The paper I am approving PMID:35320724 also provides these refs
"Cdc48 has an N-termi-nal domain, two tandem ATPase domains (D1 and D2), and an unstructured C-terminal tail. In the hexameric complex, D1 and D2 form a double-ring structure with a central pore through which substrates can be threaded, which unfolds the polypep- tide (Banerjee et al., 2016; Bodnar and Rapoport, 2017; Cooney et al., 2019; Ji et al., 2021; Twomey et al., 2019)"
Hi @ValWood
Does this new term I created last week work ? protein-containing complex destabilizing activity, see https://github.com/geneontology/go-ontology/issues/23065#issuecomment-1076352973
I can add synonyms.
It is slightly different. Although "destabilizing activity" is another function of cdc48 (it specifically extracts ubiquitinated substrates from binding partners) before it unfolds them.

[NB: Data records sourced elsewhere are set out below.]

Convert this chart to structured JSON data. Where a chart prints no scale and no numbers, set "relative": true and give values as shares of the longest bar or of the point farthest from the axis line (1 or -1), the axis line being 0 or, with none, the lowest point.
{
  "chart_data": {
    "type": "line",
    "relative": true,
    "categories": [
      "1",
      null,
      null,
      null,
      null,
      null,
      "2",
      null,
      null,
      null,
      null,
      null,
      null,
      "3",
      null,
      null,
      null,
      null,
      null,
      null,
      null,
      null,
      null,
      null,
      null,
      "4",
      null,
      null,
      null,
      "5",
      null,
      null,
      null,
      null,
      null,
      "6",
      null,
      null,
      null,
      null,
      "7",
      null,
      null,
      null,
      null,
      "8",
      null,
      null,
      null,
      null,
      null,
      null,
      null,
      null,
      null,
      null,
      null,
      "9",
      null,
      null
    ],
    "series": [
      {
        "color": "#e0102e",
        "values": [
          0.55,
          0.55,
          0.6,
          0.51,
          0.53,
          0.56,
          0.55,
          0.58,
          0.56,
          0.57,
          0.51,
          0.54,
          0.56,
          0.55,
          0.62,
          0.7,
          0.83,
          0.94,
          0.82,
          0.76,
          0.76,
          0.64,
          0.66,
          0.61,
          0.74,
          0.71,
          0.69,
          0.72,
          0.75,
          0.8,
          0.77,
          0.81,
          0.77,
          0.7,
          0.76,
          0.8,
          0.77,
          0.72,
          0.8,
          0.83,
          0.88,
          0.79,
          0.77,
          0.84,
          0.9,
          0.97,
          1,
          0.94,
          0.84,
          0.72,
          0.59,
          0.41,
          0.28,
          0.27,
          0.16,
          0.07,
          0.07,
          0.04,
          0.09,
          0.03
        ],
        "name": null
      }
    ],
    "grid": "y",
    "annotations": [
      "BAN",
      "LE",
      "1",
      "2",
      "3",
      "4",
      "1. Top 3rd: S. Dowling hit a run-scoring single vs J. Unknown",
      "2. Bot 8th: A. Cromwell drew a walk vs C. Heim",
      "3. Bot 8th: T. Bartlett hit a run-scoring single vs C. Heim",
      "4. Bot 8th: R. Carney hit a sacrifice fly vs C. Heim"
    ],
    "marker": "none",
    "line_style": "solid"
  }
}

The authors of this paper call this activity "a segregase activity" Central to the function of Cdc48 is its role as a segregase. Cdc48 separates ubiquitinated targets from their non-modified binding partners or from cellular structures (Stolz et al., 2011; Ye et al., 2017). For example, p97Ufd1/Npl4 extracts ubiquitinated Aurora B kinase from chromatin at mitotic exit to promote chro- matin decondensation and nuclear envelope reformation (Ramadan et al., 2007), and yeast Cdc48 mobilizes the transcrip- tion factors Mga2 and Spt23 from the endoplasmic reticulum membrane (Rape et al., 2001; Shcherbik and Haines, 2007).
I would therefore add "ubiquitnated protein segregate" as a narrow synonym of +name: protein-containing complex destabilizing activity
The aforementioned "unfoldase" is a separate activity that occurs after "extraction" by threading the protein through a central pore.
I guess these two activities could be combined in some way, but only if all unfoldases are destabilizers and vice versa.
One is defined as destabilizing a complex (extraction), the second as destabilizing a individual protein (unfolding), once it is extracted.
It seems to be an important distinction because the extraction may not result in degradation (especially in the context of actin etc) where the extracted protens are recycled, but not unfolded.
In fact, I had created protein disaggregase activity here: #19173
I now changed the label to 'ATP-dependent protein disaggregase activity', and added 'protein unfoldase activity' to 'ATP-dependent protein disaggregase activity' and to 'protein-containing complex destabilizing activity'.
Does this address the issue?
Thanks, Pascale
remember that the 'protein-containing complex destabilizing activity' was to be a parent for the severing (If I remember correctly, this isn't in QuickGO yet), and this isn't 'unfolding' the subunits don't unfold, the polymers are severed into smaller parts. So 'protein unfoldase activity' does not work as a synonym for this term.
I think this is done - see comment above https://github.com/geneontology/go-ontology/issues/23088#issuecomment-1082712628
ntr: protein-unfoldase activity
definition An ATP-dependent molecular chaperone activity that mediates the solubilization of protein substrates.